After the COVID-19 pandemic rocked the investment landscape worldwide, agri-entrepreneurs all over the Middle East and North Africa are reconsidering their growth strategies and prioritizing sustainable growth over fast money. At the same time, agriculture has been the one sector that remained resilient and kept economies around the world afloat, leading to an increase in investment for the agtech sector. Shahira Yahia, Chief Marketing Officer and Co-Founder of Chitosan, sat down with us to explain how her company has been shifting strategies.
Chitosan Egypt, predominantly works with smallholder farmer clusters that focus on organic agriculture and exporting to seven industrial destinations. This business model is cash-intensive due to its cash flow cycle. To meet their strategic goals, Chitosan Egypt plans to raise around $600,000 over the next 18 months.
The company’s leadership in coordination with the WE4F MENA Hub team decided that Chitosan should prioritize debt-based financial inputs, including convertible debt (converting debt into equity at some later date), until they have fulfilled their strategic growth. This phase is an important aspect in the selectivity for equity-based deals on the MENA and global investment scenes.
“While equity investment is usually seen as a fast and solid option for young companies geared towards networking and gaining strategic insight into the industry, it also comes at the expense of ownership early on” explained Shahira, shedding additional light on Chitosan’s current investment situation.
Working With WE4F to Overcome Investment Barriers
What attracted them to WE4F is the MENA team’s in-depth sector knowledge coupled with tailored financing and mentoring mechanisms, something that Shahira emphasizes is still difficult to come by, although more and more non-traditional investment options such as WE4F start to emerge.
However, even with WE4F’s help, Chitosan faces challenges in raising funds from traditional investors as they do not have links to the agricultural sector and lack awareness of its inherent challenges, industry dynamics, and needs. This is due to the agricultural industry’s rigid nature. Going back millennia, different agricultural schemes have broken Egyptian land up into small holdings, so agri-companies are primarily dealing with smallholder farmers. This lengthens cash flow cycles and makes the sector less attractive to investors hoping for faster returns on investment. Chitosan Egypt’s faced funding gap reflects how traditional financing institutions are hesitant to fund innovative startups and small- and medium-sized enterprises (SMEs) without clear collaterals.
What Comes Next
But Shahira is counting on a mindset change. She considers it her and her peers’ responsibility to provide transparent, reliable data and make sure that investors better understand the potential of this sector and innovations like Chitosan. The company’s work-in-progress from day one has been to build a strong product development cycle, in order to be able to challenge the status quo, test the product in the field, and get it vetted by consumers, retailers and the government.
WE4F’s work with Chitosan Egypt has supported their efforts to broaden the accessible network of investors and to include strategic investors and venture capitalists who are much more open to investing in innovative start-ups.

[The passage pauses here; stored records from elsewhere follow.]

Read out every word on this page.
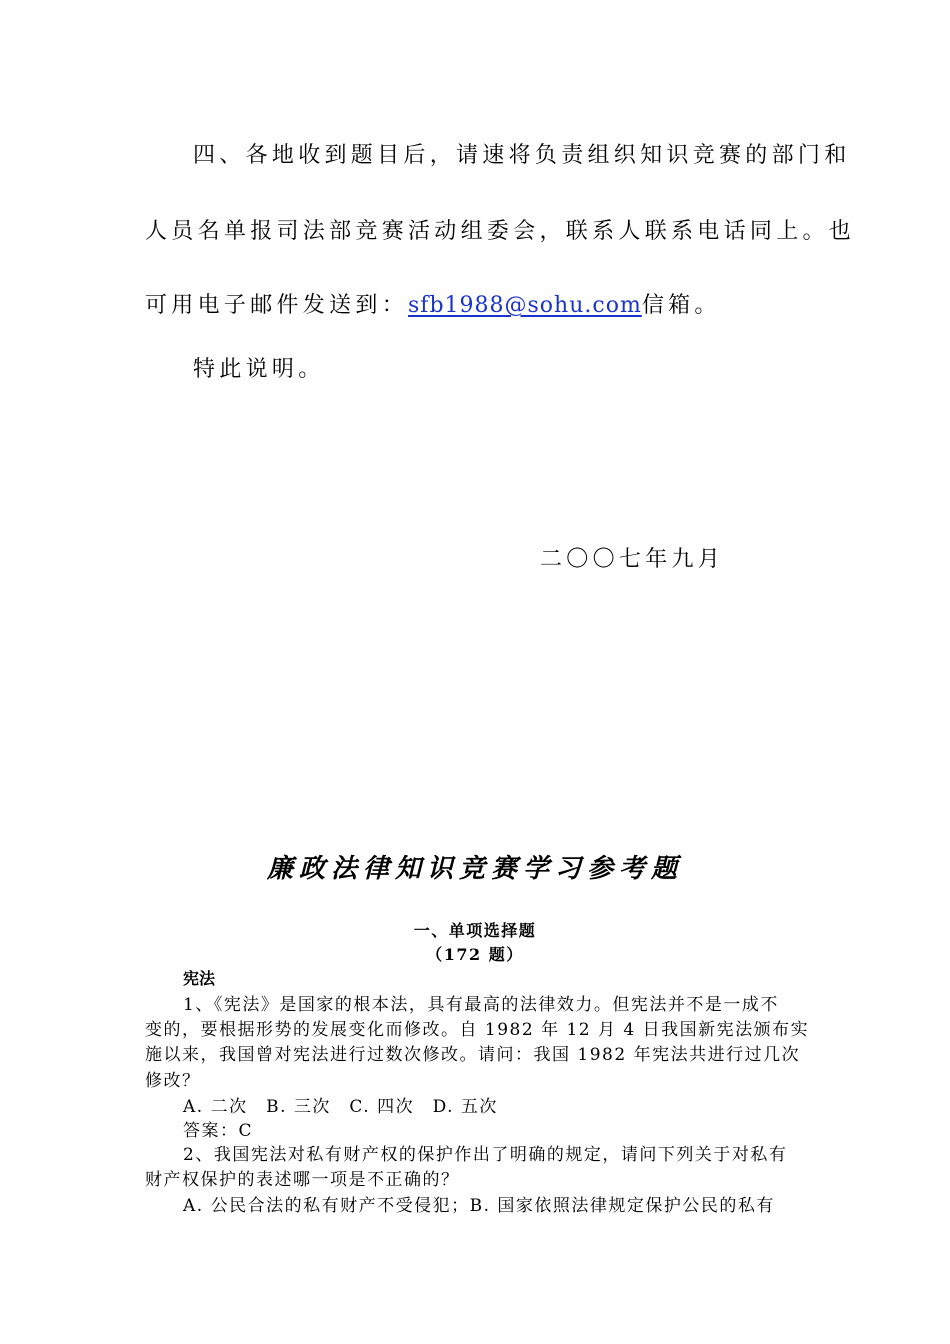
四、各地收到题目后，请速将负责组织知识竞赛的部门和
人员名单报司法部竞赛活动组委会，联系人联系电话同上。也
可用电子邮件发送到：sfb1988@sohu.com信箱。
特此说明。
二〇〇七年九月
廉政法律知识竞赛学习参考题
一、单项选择题
（172 题）
宪法
1、《宪法》是国家的根本法，具有最高的法律效力。但宪法并不是一成不
变的，要根据形势的发展变化而修改。自 1982 年 12 月 4 日我国新宪法颁布实
施以来，我国曾对宪法进行过数次修改。请问：我国 1982 年宪法共进行过几次
修改？
A. 二次　B. 三次　C. 四次　D. 五次
答案：C
2、我国宪法对私有财产权的保护作出了明确的规定，请问下列关于对私有
财产权保护的表述哪一项是不正确的？
A. 公民合法的私有财产不受侵犯；B. 国家依照法律规定保护公民的私有
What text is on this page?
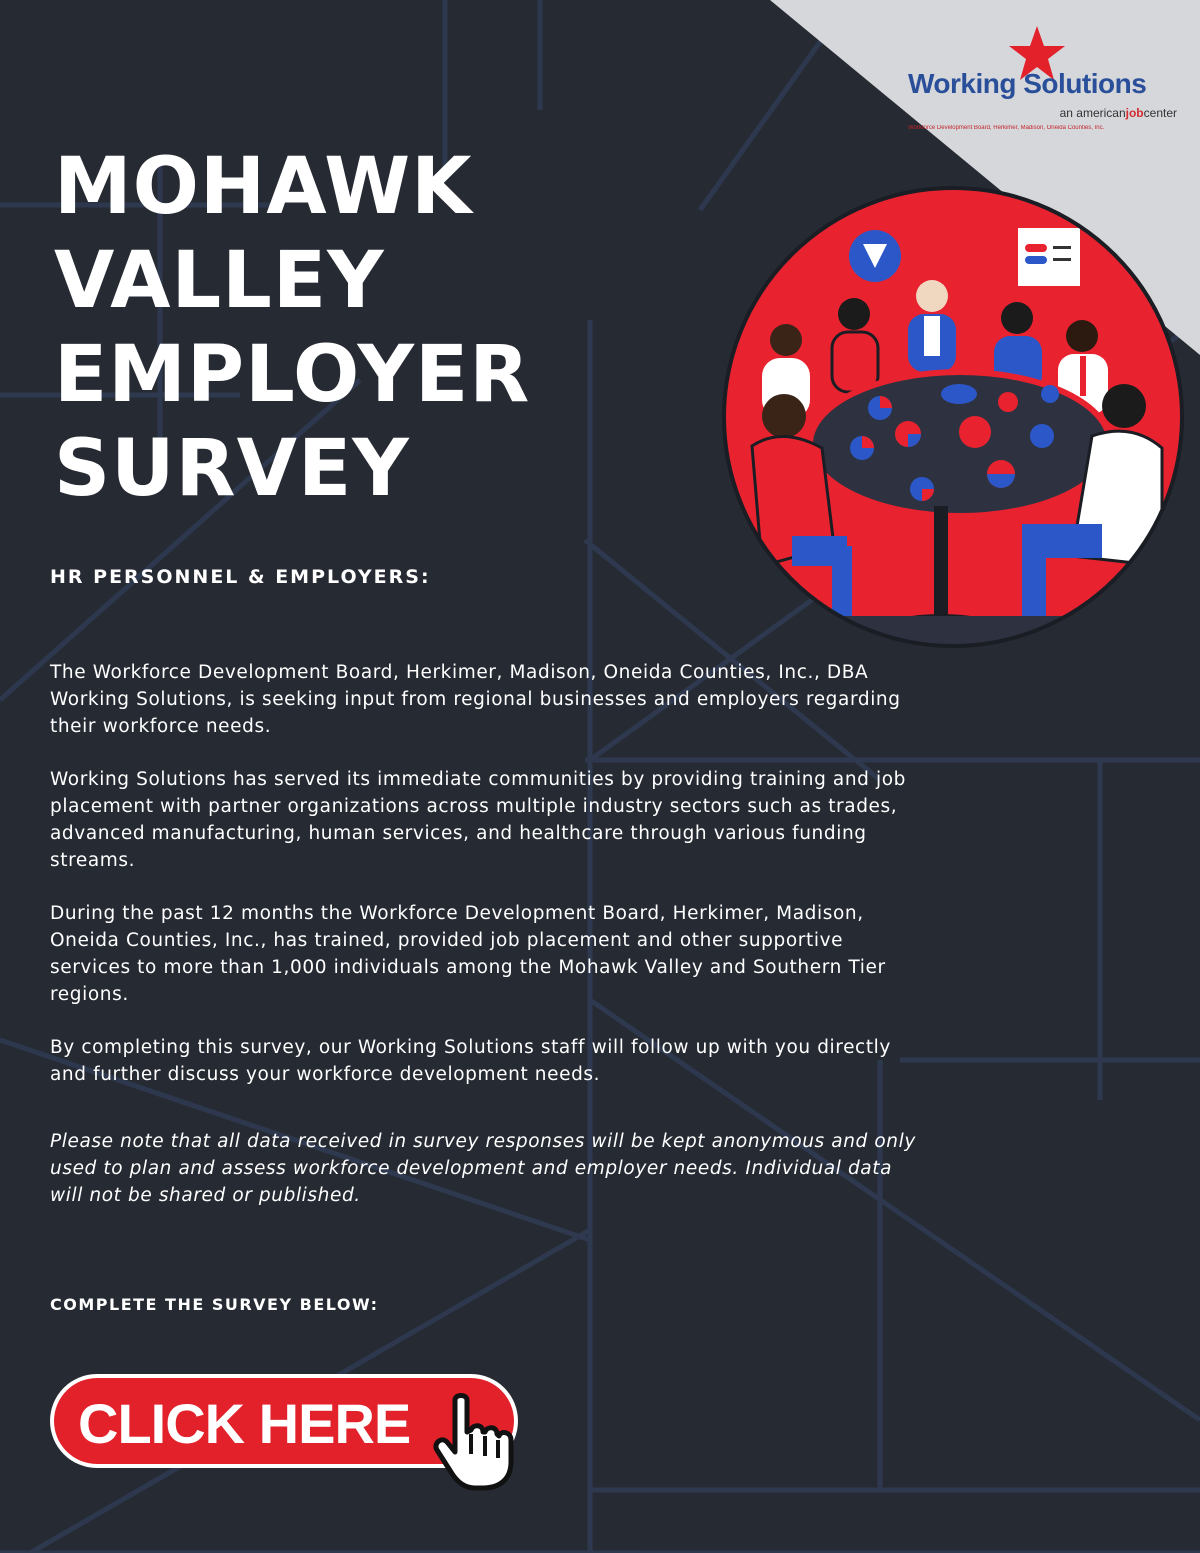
Working Solutions
an americanjobcenter
Workforce Development Board, Herkimer, Madison, Oneida Counties, Inc.
MOHAWK
VALLEY
EMPLOYER
SURVEY
HR PERSONNEL & EMPLOYERS:

The Workforce Development Board, Herkimer, Madison, Oneida Counties, Inc., DBA Working Solutions, is seeking input from regional businesses and employers regarding their workforce needs.

Working Solutions has served its immediate communities by providing training and job placement with partner organizations across multiple industry sectors such as trades, advanced manufacturing, human services, and healthcare through various funding streams.

During the past 12 months the Workforce Development Board, Herkimer, Madison, Oneida Counties, Inc., has trained, provided job placement and other supportive services to more than 1,000 individuals among the Mohawk Valley and Southern Tier regions.

By completing this survey, our Working Solutions staff will follow up with you directly and further discuss your workforce development needs.

Please note that all data received in survey responses will be kept anonymous and only used to plan and assess workforce development and employer needs. Individual data will not be shared or published.

COMPLETE THE SURVEY BELOW:

CLICK HERE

The next step is to look for potential partnerships in the value chain and team up with those that fit Chitosan’s strategy, creating innovative partnership agreements where resources and talent are pooled for optimized impact.
Though there are money challenges, Chitosan shows that access to financing is possible through innovative business models and which makes the innovator an encouraging pioneer In the MENA region. Shahira emphasizes the need for start-ups and SMEs to focus on acquiring enough data and quantifying the potential to monetize their solutions’ social and economic impact. This includes a thorough valuation of what a company can offer and the potential value in the short and long term. She advises, “be credible and transparent. Put money into the data and learn the patterns and dynamics of your industry.”